„Ein gewisses Restrisiko wird immer bleiben“
Den Menschen sei das Bewusstsein für die Unvermeidbarkeit von Naturgefahren abhandengekommen, sagt die Landschaftsökologin Ulrike Tappeiner. Sie wünscht sich eine politische Sensibilisierung und mehr Eigeninitiative.
Niemand wäre vor zweihundert Jahren auf die Idee gekommen, sein Haus in einem Hochwassergebiet oder Lawinengraben zu bauen. Heute hingegen verlassen wir uns zu sehr auf den Schutz durch technische Lösungen“, warnt die Ökologin Ulrike Tappeiner. „Die Presse“hat mit der Leiterin des EuregioLabs beim Forum Alpbach über Naturgefahrenmanagement und Ökosystemleistungen gesprochen.
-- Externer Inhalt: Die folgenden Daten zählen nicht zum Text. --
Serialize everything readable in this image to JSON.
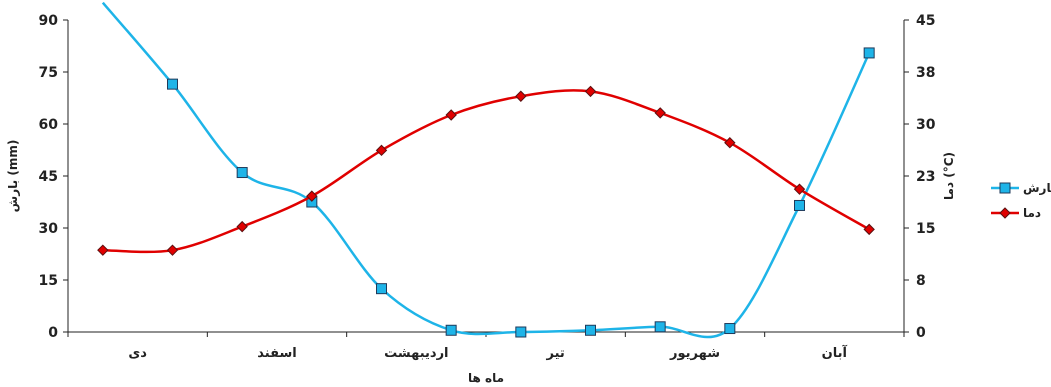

Die Presse: Die Soziale Ökologie beschäftigt sich mit der Rolle des Menschen in einem Ökosystem. Wie schaut diese aus? Ulrike Tappeiner: Der Mensch wird von Ökosystemen beeinflusst, aber er nutzt und verändert diese auch. Es geht immer auch um den Wert, den Landschaften für Menschen haben. Erholung in einer schönen Berglandschaft ist ein Beispiel für eine kulturelle Leistung des Ökosystems. Daneben gibt es noch Regulationsleistungen wie Schutz vor Naturgefahren oder saubere Luft sowie Versorgungsleistungen wie etwa Bau- und Brennholz oder das Heu zu liefern. Alle Ökosystemleistungen zu maximieren ist nicht möglich. Ich muss also ein Optimum zu finden. Da ist wichtig zu wissen, wie verschiedene Nutzergruppen Ökosysteme und ihre Leistungen wahrnehmen.
Konkurrieren die Vorstellungen von Einheimischen und Touristen entsprechend ihrer verschiedenen Nutzungswünsche? Es gibt durchaus Überschneidungen, was einen etwa an einer Landschaft berührt, wenn man Erholung sucht. Gleichzeitig haben wir Unterschiede innerhalb der Touristengruppe festgestellt. Gäste aus dem deutschsprachigen Ausland finden etwa Gefallen an verzahnten Landschaften, in denen sich Almen und Wald abwechseln. Sie schätzen die überraschenden Momente dieser Heterogenität. Italienische Touristen hingegen bevorzugen zusammenhängende große offene Flächen, wie sie es von zu Hause kennen, und große Waldflächen, die sie als reinen Naturraum wahrnehmen. Neben den kulturellen Leistungen spielen für Einheimische die Regulationsleistungen, also etwa der Wald als Schutzwald, eine mindestens genauso wichtige Rolle. Und für Landwirte steht klarerweise die Versorgungsleistung im Vordergrund.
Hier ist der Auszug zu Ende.